75. Somut olayda başvurucu, soruşturma süreci devam ederken
bireysel başvuruda bulunmuş; sonrasında hakkında kamu davası açılmıştır. Anayasa
Mahkemesince bireysel başvurunun karara bağlandığı tarih itibarıyla başvurucu
hakkındaki kovuşturmanın devam ettiği görülmektedir. Başvurucunun başvuru
formunda dile getirdiği şikâyetlerini yargılamada ve sonrasında istinaf/temyiz
aşamalarında ileri sürebilme ve bu aşamalarda inceletme imkânı bulunmaktadır.
Bu çerçevede derece mahkemelerinin yargılama ve istinaf/temyiz süreçleri
beklenmeden soruşturma sürecindeki adil yargılanma hakkı ihlali şikâyetlerinin
başvurucu tarafından bireysel başvuruya konu edildiği görülmüştür.

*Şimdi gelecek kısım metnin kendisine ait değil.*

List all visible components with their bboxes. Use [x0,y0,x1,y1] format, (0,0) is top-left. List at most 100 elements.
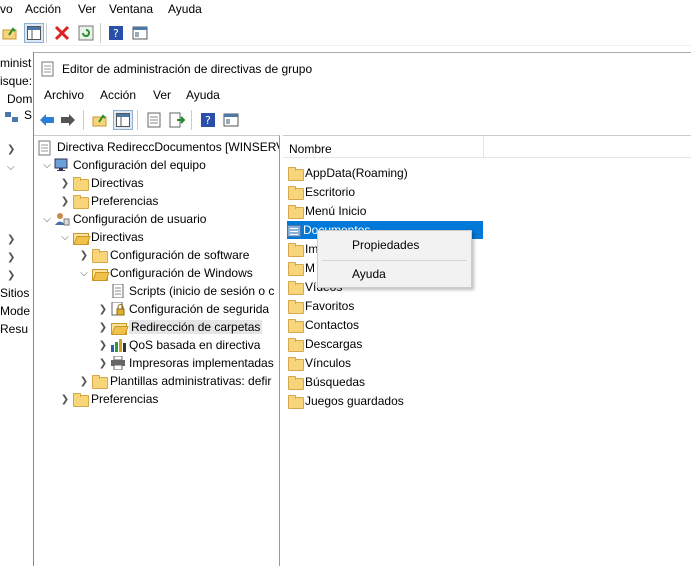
export-list-icon[interactable] [167,110,187,130]
tree-item-software-config[interactable]: ❯ Configuración de software [77,246,249,264]
tree-root[interactable]: Directiva RedireccDocumentos [WINSERV [38,138,280,156]
tree-item-printers[interactable]: ❯ Impresoras implementadas [96,354,274,372]
tree-item-qos[interactable]: ❯ QoS basada en directiva [96,336,260,354]
chevron-right-icon[interactable]: ❯ [96,340,110,351]
menu-ver[interactable]: Ver [153,88,171,102]
tree-item-admin-templates[interactable]: ❯ Plantillas administrativas: defir [77,372,271,390]
tree-item-label: Redirección de carpetas [129,320,263,334]
list-item-label: Descargas [305,337,363,351]
bg-text: Sitios [0,286,30,300]
bg-menu-accion[interactable]: Acción [25,2,61,16]
folder-icon [287,299,304,314]
column-divider[interactable] [483,136,484,158]
tree-item-folder-redirection[interactable]: ❯ Redirección de carpetas [96,318,263,336]
tree-item-label: Configuración del equipo [73,158,206,172]
delete-icon[interactable] [52,23,72,43]
tree-pane[interactable]: Directiva RedireccDocumentos [WINSERV ⌵ … [34,135,280,566]
show-tree-icon[interactable] [113,110,133,130]
list-item[interactable]: Escritorio [287,183,355,201]
menu-accion[interactable]: Acción [100,88,136,102]
tree-item-label: Directivas [91,230,144,244]
chevron-right-icon[interactable]: ❯ [96,322,110,333]
properties-sheet-icon[interactable] [144,110,164,130]
gpo-editor-window: Editor de administración de directivas d… [33,52,691,566]
list-item[interactable]: Búsquedas [287,373,365,391]
folder-icon [287,185,304,200]
list-item[interactable]: Vínculos [287,354,351,372]
tree-item-computer-config[interactable]: ⌵ Configuración del equipo [40,156,206,174]
list-item[interactable]: M [287,259,315,277]
bg-menu-item[interactable]: vo [0,2,13,16]
context-menu-propiedades[interactable]: Propiedades [318,234,471,256]
menu-ayuda[interactable]: Ayuda [186,88,220,102]
context-menu-separator [322,260,467,261]
list-item-label: Menú Inicio [305,204,367,218]
tree-item-directivas-user[interactable]: ⌵ Directivas [58,228,144,246]
folder-icon [287,204,304,219]
help-icon[interactable]: ? [198,110,218,130]
chevron-right-icon[interactable]: ❯ [58,178,72,189]
tree-item-label: Directivas [91,176,144,190]
list-item-label: Vínculos [305,356,352,370]
help-icon[interactable]: ? [106,23,126,43]
tree-item-user-config[interactable]: ⌵ Configuración de usuario [40,210,206,228]
context-menu-ayuda[interactable]: Ayuda [318,263,471,285]
list-item[interactable]: Descargas [287,335,362,353]
bg-chevron-down-icon[interactable]: ⌵ [7,162,15,173]
properties-view-icon[interactable] [130,23,150,43]
chevron-down-icon[interactable]: ⌵ [40,160,54,171]
bg-chevron-right-icon[interactable]: ❯ [7,234,15,245]
details-pane[interactable]: Nombre AppData(Roaming) Escritorio Menú … [283,135,691,566]
title-bar[interactable]: Editor de administración de directivas d… [34,53,691,84]
folder-icon [91,248,108,263]
tree-root-label: Directiva RedireccDocumentos [WINSERV [57,140,280,154]
tree-item-preferencias[interactable]: ❯ Preferencias [58,192,158,210]
show-tree-icon[interactable] [24,23,44,43]
menu-archivo[interactable]: Archivo [44,88,84,102]
list-item[interactable]: AppData(Roaming) [287,164,408,182]
chevron-right-icon[interactable]: ❯ [77,376,91,387]
refresh-icon[interactable] [76,23,96,43]
column-header[interactable]: Nombre [283,136,691,158]
bg-chevron-right-icon[interactable]: ❯ [7,144,15,155]
chevron-right-icon[interactable]: ❯ [77,250,91,261]
back-arrow-icon[interactable] [37,110,57,130]
chevron-right-icon[interactable]: ❯ [96,304,110,315]
list-item[interactable]: Menú Inicio [287,202,366,220]
tree-item-scripts[interactable]: Scripts (inicio de sesión o c [110,282,274,300]
list-item[interactable]: Favoritos [287,297,354,315]
bg-text: Mode [0,304,31,318]
bg-chevron-right-icon[interactable]: ❯ [7,252,15,263]
svg-text:?: ? [113,27,119,40]
tree-item-windows-config[interactable]: ⌵ Configuración de Windows [77,264,253,282]
chevron-right-icon[interactable]: ❯ [58,196,72,207]
qos-chart-icon [110,338,126,352]
tree-item-preferencias-user[interactable]: ❯ Preferencias [58,390,158,408]
tree-item-directivas[interactable]: ❯ Directivas [58,174,144,192]
properties-view-icon[interactable] [221,110,241,130]
chevron-down-icon[interactable]: ⌵ [40,214,54,225]
bg-tree-icon [4,110,20,127]
bg-chevron-right-icon[interactable]: ❯ [7,270,15,281]
policy-document-icon [38,140,54,156]
up-folder-icon[interactable] [0,23,20,43]
list-item[interactable]: Contactos [287,316,359,334]
chevron-down-icon[interactable]: ⌵ [77,268,91,279]
bg-text: isque: [0,74,32,88]
chevron-down-icon[interactable]: ⌵ [58,232,72,243]
list-item[interactable]: Juegos guardados [287,392,404,410]
column-header-nombre[interactable]: Nombre [289,142,332,156]
bg-menu-ver[interactable]: Ver [78,2,96,16]
list-item[interactable]: Im [287,240,318,258]
forward-arrow-icon[interactable] [58,110,78,130]
bg-menu-ayuda[interactable]: Ayuda [168,2,202,16]
bg-menu-ventana[interactable]: Ventana [109,2,153,16]
tree-item-label: Plantillas administrativas: defir [110,374,272,388]
chevron-right-icon[interactable]: ❯ [96,358,110,369]
list-item-label: M [305,261,315,275]
tree-item-label: Impresoras implementadas [129,356,274,370]
tree-item-security-config[interactable]: ❯ Configuración de segurida [96,300,269,318]
folder-icon [287,337,304,352]
up-folder-icon[interactable] [90,110,110,130]
chevron-right-icon[interactable]: ❯ [58,394,72,405]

76. Açıklanan gerekçelerle ilk derece mahkemeleri ve
istinaf/temyiz mercileri önünde devam eden ve başvuru yolları tüketilmeden
temel hak ve özgürlüklerin ihlal edildiği iddiasının bireysel başvuru konusu
yapıldığı anlaşıldığından başvurunun bu kısmının başvuru yollarının tüketilmemiş olması nedeniyle kabul
edilemez olduğuna karar verilmesi gerekir.
VI. HÜKÜM
Açıklanan gerekçelerle;
A. 1. Tutuklamanın hukuki olmaması nedeniyle kişi hürriyeti ve
güvenliği hakkının ihlal edildiğine ilişkin iddianın açıkça dayanaktan yoksun olması nedeniyle KABUL EDİLEMEZ
OLDUĞUNA,
2. Tutukluluğun makul süreyi aşması nedeniyle kişi hürriyeti ve
güvenliği hakkının ihlal edildiğine ilişkin iddianın KABUL EDİLEBİLİR OLDUĞUNA,
3. Tutukluluğa itiraz incelemesinde alınan savcılık görüşünün
bildirilmemesi nedeniyle kişi hürriyeti ve güvenliği hakkının ihlal edildiğine
ilişkin iddianın anayasal ve kişisel önemden
yoksun olması nedeniyle KABUL EDİLEMEZ OLDUĞUNA,
4. Tutukluluk incelemelerinin hâkim/mahkeme önüne
çıkarılmaksızın yapılması nedeniyle kişi hürriyeti ve güvenliği hakkının ihlal
edildiğine ilişkin iddianın başvuru
yollarının tüketilmemiş olması nedeniyle
KABUL EDİLEMEZ OLDUĞUNA,
5. Soruşturma dosyasına erişimin kısıtlanması nedeniyle kişi
hürriyeti ve güvenliği hakkının ihlal edildiğine ilişkin iddianın açıkça dayanaktan yoksun olması nedeniyle
KABUL EDİLEMEZ OLDUĞUNA,
6. Adil yargılanma hakkının ihlal edildiğine ilişkin iddianın başvuru yollarının tüketilmemiş olması nedeniyle
KABUL EDİLEMEZ OLDUĞUNA,
B. Tutukluluğun makul süreyi aştığı iddiasına ilişkin olarak
Anayasa'nın 19. maddesinin yedinci fıkrasının İHLAL EDİLMEDİĞİNE,
C. Yargılama giderlerinin başvurucu üzerinde BIRAKILMASINA,
D. Kararın bir örneğinin Adalet Bakanlığına GÖNDERİLMESİNE
11/9/2019 tarihinde OYBİRLİĞİYLE karar verildi.